Paris’s answer to Grace Brothers, a sprawling department store that has stood derelict for 10 years, is finally to be reborn as a riverfront hotel and a luxury supermarket for tourists.
After endless legal wrangles. France’s highest administrative court has decided that part of the spectacular site near the Pont Neuf could be reconstructed in an adventurous, modern style.
The original La Samaritaine building, an icon of Art Nouveau architecture, will be preserved and turned into an upmarket hotel with a rooftop restaurant. An adjoining building, a later addition and already partly demolished, will be reconstructed as a luxury brand “supermarket” with a wavy glass front that has already been nicknamed by its critics “the shower curtain”.
La Samaritaine was once the most popular and eccentric shop in Paris – a place where you could buy everything from a piranha fish to a concrete mixer. Its fate has become emblematic of an architectural guerrilla war in Paris between traditionalists, who want the classic 19th century line of the city to be preserved, and modernists who believe that a great capital city must have some interesting, modern buildings.
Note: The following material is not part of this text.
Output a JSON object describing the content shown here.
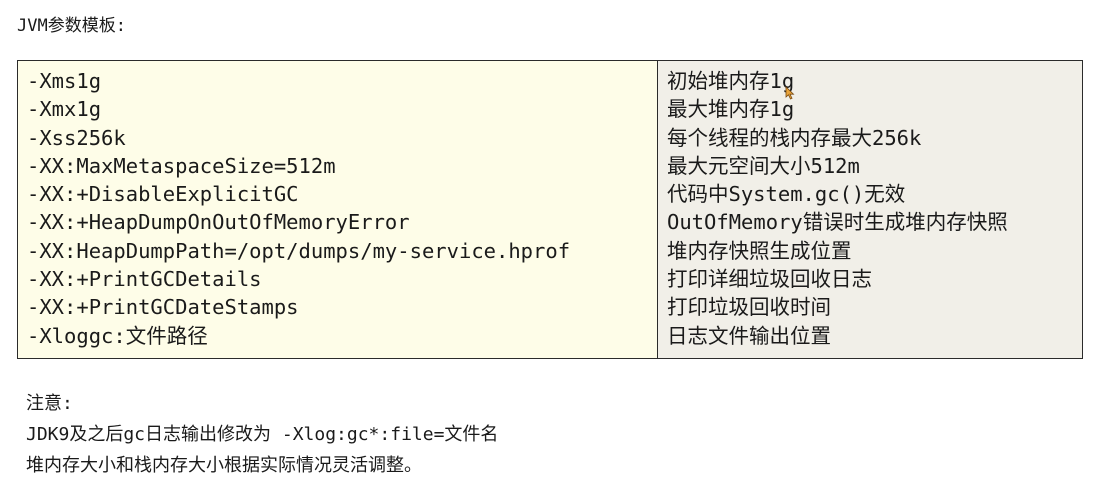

The battle was concluded by the Conseil d’Etat, the court which has the final word on the legality of French central and local government decisions. The Paris appeal court decided in January that the “shower curtain” street frontage, designed by two Japanese architects, broke rules established by the Paris city council for what is acceptably “Parisian”.
Now the Conseil d’Etat ruled though that the appeal court was wrong and that modern architecture, within limits, was acceptable.
As a result, the €460m (£328m) project will resume next month and should be finished within three years, If the decision had gone the other way, the prime site between the Rue de Rivoli and the Seine might have remained a “black hole” indefinitely.
The ruling also opens the way for the construction of other modern buildings in Paris. Critics complained that, under the original restrictive court rulings, buildings such as the Centre Pompidou and even the Eiffel Tower could never have been contemplated.
Samaritaine, founded in 1870, was once a chaotic Gallic version of the Grace Brothers store in the 1970s television series Are You Being Served? Its slogans were: “All of Paris comes to Samaritaine” and “You can find anything at Samaritaine”.
It had five adjoining buildings which housed, among other things, the biggest book shop in Paris, a DIY store, a pet shop, a toy shop and a garden centre. If you wanted a budgerigar, a gold watch or a ride-on lawn-mower, Samaritaine was the place to go.
But to find what you were looking for required perseverance and a thick skin. The staff were legendarily rude. Entering the main building was like playing snakes and ladders. Each floor had six or seven levels, negotiated by short ramps or flights of steps.
From the 1970s, suburban malls and specialist shops stole much of Samaritaine’s clientele. After years of losses, the store was bought in 2001 by the French luxury-goods giant Louis Vuitton Moet Hennessy (LVMH). It was closed in 2005 for “safety reasons.”
Three years later, LVMH announced plans to turn the site into a luxury riverfront hotel – the only one of its kind in Paris – and a shopping centre for its own and other up-market brands. There would also be expensive flats.
After several years of wrangling with trade unions and the Paris city hall, a revised version of the plan – including 96 council flats and a crèche – was approved in 2012.
The facade of the principal Art Nouveau La Samaritaine building, dating to 1905 and declared a historic monument in 1990, was to be preserved. A newer building fronting on the Rue de Rivoli shopping street was to be redeveloped with a wavy glass front.
In 2014, and again in January this year, the design for this building was successfully challenged by a residents’ association and a pressure group dedicated to preserving the Frenchness of France.
Building work on the whole site was frozen pending today’s decision.